Clinton Open to Revamp of CPI, Aide Says
WASHINGTON — President Clinton rejected a GOP proposal to recalibrate the consumer price index through an independent commission because he feared naming such a panel would actually set back the process of revising the politically sensitive measure, Treasury Secretary Robert E. Rubin said Sunday.
Appearing on NBC-TV’s “Meet the Press,” Rubin insisted that the Clinton administration was still open to revising the price index, which is used to calculate annual cost-of-living adjustments for such federal programs as Social Security.
But he argued that pursuing the changes through a high-profile commission, as Senate Majority Leader Trent Lott (R-Miss.) recently proposed, “could easily have created all sorts of politicization, which in turn could well have forced this issue off the table.”
Many congressional Republicans, and some centrist Democrats, contend that revising the index is essential to reaching a bipartisan agreement to balance the federal budget. Revising the index would save the government tens of billions of dollars by reducing the annual increase in payments to Social Security recipients and other federal beneficiaries. It would also increase tax revenues by having the effect of moving taxpayers into higher brackets more quickly.

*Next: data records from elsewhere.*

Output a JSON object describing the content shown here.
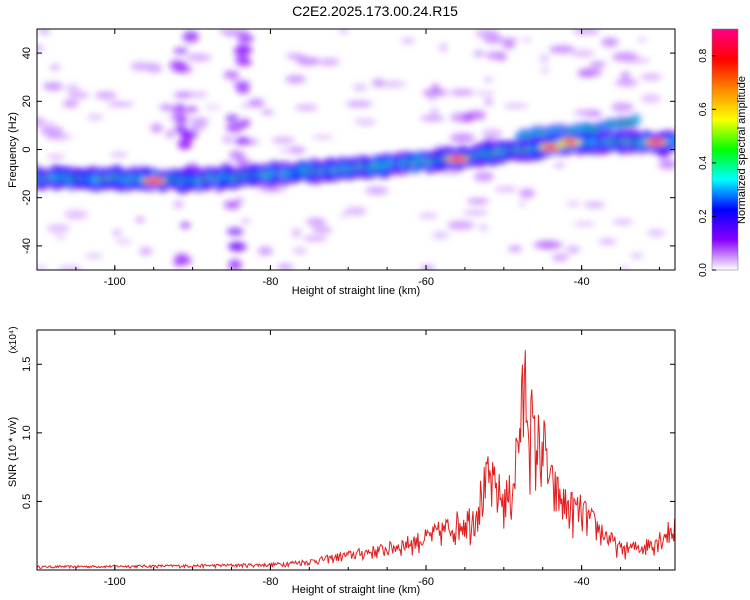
{
  "chart_data": [
    {
      "type": "heatmap",
      "title": "C2E2.2025.173.00.24.R15",
      "xlabel": "Height of straight line (km)",
      "ylabel": "Frequency (Hz)",
      "xlim": [
        -110,
        -28
      ],
      "ylim": [
        -50,
        50
      ],
      "xticks": [
        -100,
        -80,
        -60,
        -40
      ],
      "yticks": [
        40,
        20,
        0,
        -20,
        -40
      ],
      "ridge": [
        {
          "x": -110,
          "y": -12
        },
        {
          "x": -100,
          "y": -12
        },
        {
          "x": -90,
          "y": -13
        },
        {
          "x": -80,
          "y": -10
        },
        {
          "x": -70,
          "y": -8
        },
        {
          "x": -60,
          "y": -5
        },
        {
          "x": -50,
          "y": -1
        },
        {
          "x": -40,
          "y": 3
        },
        {
          "x": -30,
          "y": 3
        }
      ],
      "peaks": [
        {
          "x": -95,
          "y": -13,
          "amp": 0.9
        },
        {
          "x": -56,
          "y": -4,
          "amp": 0.9
        },
        {
          "x": -44,
          "y": 1,
          "amp": 0.85
        },
        {
          "x": -41.5,
          "y": 3,
          "amp": 0.8
        },
        {
          "x": -30.5,
          "y": 3,
          "amp": 0.9
        }
      ],
      "upper_branch": [
        {
          "x": -48,
          "y": 6
        },
        {
          "x": -40,
          "y": 8
        },
        {
          "x": -33,
          "y": 12
        }
      ],
      "colorbar": {
        "label": "Normalized spectral amplitude",
        "range": [
          0,
          0.9
        ],
        "ticks": [
          "0.0",
          "0.2",
          "0.4",
          "0.6",
          "0.8"
        ],
        "colors": [
          "#ffffff",
          "#8800ff",
          "#0000ff",
          "#00ffff",
          "#00ff00",
          "#ffff00",
          "#ff8800",
          "#ff0000",
          "#ff0088"
        ]
      }
    },
    {
      "type": "line",
      "xlabel": "Height of straight line (km)",
      "ylabel": "SNR (10 * v/v)",
      "multiplier": "(x10⁴)",
      "xlim": [
        -110,
        -28
      ],
      "ylim": [
        0,
        1.75
      ],
      "xticks": [
        -100,
        -80,
        -60,
        -40
      ],
      "yticks": [
        "0.5",
        "1.0",
        "1.5"
      ],
      "line_color": "#e02020",
      "envelope": [
        {
          "x": -110,
          "y": 0.03
        },
        {
          "x": -90,
          "y": 0.04
        },
        {
          "x": -80,
          "y": 0.05
        },
        {
          "x": -75,
          "y": 0.08
        },
        {
          "x": -70,
          "y": 0.14
        },
        {
          "x": -65,
          "y": 0.2
        },
        {
          "x": -60,
          "y": 0.3
        },
        {
          "x": -57,
          "y": 0.4
        },
        {
          "x": -54,
          "y": 0.5
        },
        {
          "x": -52,
          "y": 0.85
        },
        {
          "x": -50,
          "y": 0.65
        },
        {
          "x": -49,
          "y": 0.72
        },
        {
          "x": -48,
          "y": 1.3
        },
        {
          "x": -47.2,
          "y": 1.75
        },
        {
          "x": -46,
          "y": 1.15
        },
        {
          "x": -45,
          "y": 1.2
        },
        {
          "x": -44,
          "y": 0.8
        },
        {
          "x": -42,
          "y": 0.6
        },
        {
          "x": -40,
          "y": 0.55
        },
        {
          "x": -38,
          "y": 0.4
        },
        {
          "x": -35,
          "y": 0.2
        },
        {
          "x": -32,
          "y": 0.22
        },
        {
          "x": -30,
          "y": 0.3
        },
        {
          "x": -28,
          "y": 0.4
        }
      ]
    }
  ]
}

A congressional commission chaired by Michael J. Boskin, former chief economic advisor to President Bush, concluded in December that the index overstated inflation by about one percentage point annually. But other economists disagree about the extent of the error--if any--and critics consider the drive to recalibrate the measure as a back-door attempt to cut benefits for the elderly and to raise taxes.
Administration officials have expressed general interest in revising the price index, but earlier this month, the president rejected Lott’s proposal to have a commission undertake the job. That decision bitterly disappointed Republicans, who claimed that the president had caved in to pressure from congressional liberals in his party and advocates for the elderly, who oppose reductions in the cost-of-living adjustments.

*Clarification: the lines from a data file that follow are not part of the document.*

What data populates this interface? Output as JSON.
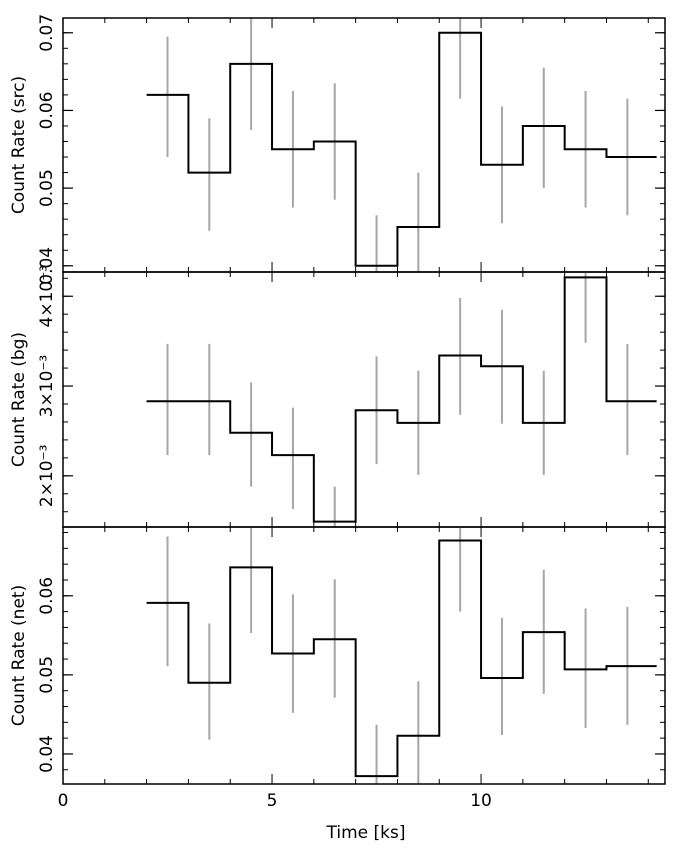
{
  "colors": {
    "step": "#000000",
    "errorbar": "#a6a6a6",
    "axis": "#000000",
    "background": "#ffffff"
  },
  "chart_data": {
    "type": "line",
    "style": "step-histogram-with-error-bars",
    "stacked_panels": 3,
    "shared_x": {
      "label": "Time [ks]",
      "range": [
        0,
        14.4
      ],
      "ticks": [
        0,
        5,
        10
      ],
      "tick_labels": [
        "0",
        "5",
        "10"
      ],
      "minor_step": 1,
      "bin_edges": [
        2,
        3,
        4,
        5,
        6,
        7,
        8,
        9,
        10,
        11,
        12,
        13,
        14.2
      ],
      "bin_centers": [
        2.5,
        3.5,
        4.5,
        5.5,
        6.5,
        7.5,
        8.5,
        9.5,
        10.5,
        11.5,
        12.5,
        13.5
      ]
    },
    "panels": [
      {
        "ylabel": "Count Rate (src)",
        "ylim": [
          0.0392,
          0.0719
        ],
        "ticks": [
          0.04,
          0.05,
          0.06,
          0.07
        ],
        "tick_labels": [
          "0.04",
          "0.05",
          "0.06",
          "0.07"
        ],
        "minor_step": 0.002,
        "values": [
          0.062,
          0.052,
          0.066,
          0.055,
          0.056,
          0.04,
          0.045,
          0.07,
          0.053,
          0.058,
          0.055,
          0.054
        ],
        "err_low": [
          0.054,
          0.0445,
          0.0575,
          0.0475,
          0.0485,
          0.0325,
          0.0375,
          0.0615,
          0.0455,
          0.05,
          0.0475,
          0.0465
        ],
        "err_high": [
          0.0695,
          0.059,
          0.0735,
          0.0625,
          0.0635,
          0.0465,
          0.052,
          0.0785,
          0.0605,
          0.0655,
          0.0625,
          0.0615
        ]
      },
      {
        "ylabel": "Count Rate (bg)",
        "ylim": [
          0.00143,
          0.00427
        ],
        "ticks": [
          0.002,
          0.003,
          0.004
        ],
        "tick_labels": [
          "2×10⁻³",
          "3×10⁻³",
          "4×10⁻³"
        ],
        "minor_step": 0.0002,
        "values": [
          0.00283,
          0.00283,
          0.00248,
          0.00223,
          0.00149,
          0.00273,
          0.00259,
          0.00334,
          0.00322,
          0.00259,
          0.00421,
          0.00283
        ],
        "err_low": [
          0.00223,
          0.00223,
          0.00188,
          0.00163,
          0.00114,
          0.00213,
          0.00201,
          0.00268,
          0.00258,
          0.00201,
          0.00348,
          0.00223
        ],
        "err_high": [
          0.00347,
          0.00347,
          0.00304,
          0.00276,
          0.00188,
          0.00333,
          0.00317,
          0.00398,
          0.00385,
          0.00317,
          0.00494,
          0.00347
        ]
      },
      {
        "ylabel": "Count Rate (net)",
        "ylim": [
          0.0362,
          0.0687
        ],
        "ticks": [
          0.04,
          0.05,
          0.06
        ],
        "tick_labels": [
          "0.04",
          "0.05",
          "0.06"
        ],
        "minor_step": 0.002,
        "values": [
          0.0591,
          0.049,
          0.0636,
          0.0527,
          0.0545,
          0.0372,
          0.0423,
          0.067,
          0.0496,
          0.0554,
          0.0507,
          0.0511
        ],
        "err_low": [
          0.0511,
          0.0418,
          0.0553,
          0.0452,
          0.0471,
          0.0301,
          0.0352,
          0.058,
          0.0424,
          0.0476,
          0.0433,
          0.0437
        ],
        "err_high": [
          0.0675,
          0.0565,
          0.072,
          0.0602,
          0.0621,
          0.0437,
          0.0492,
          0.0745,
          0.0572,
          0.0633,
          0.0584,
          0.0586
        ]
      }
    ]
  }
}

On Sunday, Clinton’s position also drew criticism from former Sen. Sam Nunn (D-Ga.), the newly installed chairman of an anti-deficit group known as the Concord Coalition.

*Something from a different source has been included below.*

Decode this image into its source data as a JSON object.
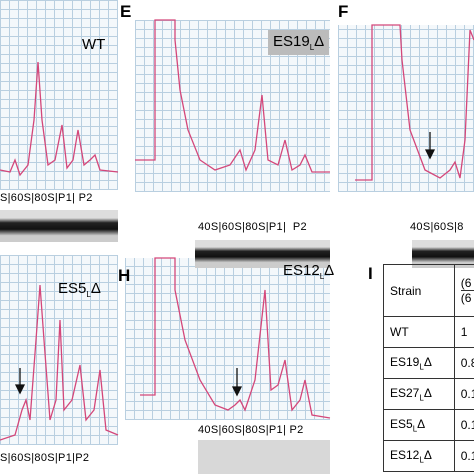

“History will judge harshly President Clinton if he does not engage in an honest and candid way with the American people and the Congress on the whole question of long-term entitlements, including but not limited to the CPI,” Nunn said on “Meet the Press.”
Rubin praised Lott’s plan for a commission as “constructive,” but he said the administration had concluded the idea would draw so much political fire that it could result in “poisoning the well” for any changes in the inflation index.
Rubin said the administration was still committed to “the most accurate possible measure of inflation,” but he offered no specifics on how, or when, the president might propose to revise the price index.